We rename the first definition to non_consensus_operations_rev. We should probably also rename the corresponding field in ctxt.back to non_consensus_operations_rev. We believe this top-level collision could result in bugs as it can be unclear which one we use and which one reverses the list.

Another frequent collision we have is for init expressions. With coq-of-ocaml, we convert an OCaml code of the form:

let () =  (* some code *)

to:

Definition init_module : unit :=  (* some code *)

The translated code is mostly useless as we can prove it to be equal to tt of type unit since there are no side-effects in Coq. The translated code has some interests to see how the translated code would look like or if we want to do extraction to OCaml. In the file round_repr.ml there are several let () = statements at top-level. Thus we rename each of them to init_module1, init_module2, ... We wonder if we should always group the init expressions of a file together and if we should replace init expressions by init functions:

let init () =  (* some code *)

The advantage of the init functions is that we control when (and if) they are called. Having the init code in a monad would also help to verify it by capturing the side-effects.

Other name collisions#

Another frequent name collision is the collision between type names and value names. In Coq, types and values are in the same namespace, essentially because this is a dependently typed language. A collision happens when we use the name of a type for a value (for example list) or a single letter name (like a), as polymorphic types often use single letter names too. We use an explicit list of value names to rename, appending the _value suffix. We needed to add k and round_and_offset to the list of values to rename for the new code changes.

We had one collision between module and module type names in sampler.ml. We renamed the module signature Mass to avoid a name collision with the module Mass.

Finally, in OCaml, we can have the same constructor name for several different constructors, using type information to distinguish them. This is not possible in Coq, so we namespace these constructors by putting them into different modules. This happened for the file operation_repr.ml.

Module sub-typing#

We have limited support of module sub-typing in coq-of-ocaml. This is because we translate modules to records, and records do not have sub-typing. In storage.ml, the module Int31_index has two signatures which are disjoint on their value fields:

  • Storage_functors.INDEX with type t = int and
  • Storage_sigs.VALUE with type t = int.

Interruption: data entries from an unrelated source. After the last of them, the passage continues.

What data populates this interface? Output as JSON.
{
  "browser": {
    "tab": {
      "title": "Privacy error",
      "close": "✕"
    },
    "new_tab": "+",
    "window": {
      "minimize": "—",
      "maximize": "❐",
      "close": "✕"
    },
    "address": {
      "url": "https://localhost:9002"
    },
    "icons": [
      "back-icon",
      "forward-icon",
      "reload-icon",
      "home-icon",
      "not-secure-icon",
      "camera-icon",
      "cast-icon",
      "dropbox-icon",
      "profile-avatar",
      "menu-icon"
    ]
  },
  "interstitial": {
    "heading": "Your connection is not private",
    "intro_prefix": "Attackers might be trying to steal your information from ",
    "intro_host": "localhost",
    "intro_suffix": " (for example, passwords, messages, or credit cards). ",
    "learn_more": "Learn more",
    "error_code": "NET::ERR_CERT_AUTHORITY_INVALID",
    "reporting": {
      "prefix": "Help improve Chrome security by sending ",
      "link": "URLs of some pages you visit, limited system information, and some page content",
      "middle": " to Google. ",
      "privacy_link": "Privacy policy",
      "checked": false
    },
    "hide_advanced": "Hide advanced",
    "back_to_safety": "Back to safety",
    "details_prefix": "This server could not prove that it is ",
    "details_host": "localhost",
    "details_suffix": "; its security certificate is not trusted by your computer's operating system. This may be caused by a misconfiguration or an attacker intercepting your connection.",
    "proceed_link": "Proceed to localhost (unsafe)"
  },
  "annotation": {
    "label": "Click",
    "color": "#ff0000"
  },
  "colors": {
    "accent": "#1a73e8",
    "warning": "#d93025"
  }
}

We chose to split this module into two different modules.

Unpacking of first-class modules#

Due to universe consistency issues, we cannot unpack first-class modules to plain modules at top-level in Coq. With coq-of-ocaml, we represent first-class modules in Coq by records with existential types in impredicative sets for the abstract module types. There are a few examples of such unpacking for the cache system. For now we replace these unpacking by an axiom as we do not verify anything on the cache system yet. An alternative solution is to disable the universe-level check in Coq or rewrite the OCaml code to avoid unpacking first-class modules at top-level.

Axiomatized GADTs#

Despite recent efforts, we are still not able to translate the GADTs of the Michelson interpreter. As a result, we needed to axiomatize some functions matching on these GADTs. This is for example the case for a few functions defined in ticket_scanner.ml.

Fixpoints#

Coq requires fixpoints to only make recursive calls on syntactically smaller parameters. As a result, we sometimes need to disable the termination check using the Guard Checking flag. For some of the definitions, we set the mutually recursive functions as notations using the attributes coq_mutual_as_notation of coq-of-ocaml. For example, we use this technique for the function has_tickets_of_ty in the file ticket_scanner.ml.

For a future version of coq-of-ocaml, we are considering removing these annotations from the code and having them in a separated annotation file for those who prefer. Indeed, this seems to be a request from some OCaml developers.

Update in the proofs#

We had no proofs to update. However, we had to remove some of them as their corresponding definitions or file disappeared. Overall, our proof coverage decreased as the size of the translated Coq code increased by 20%.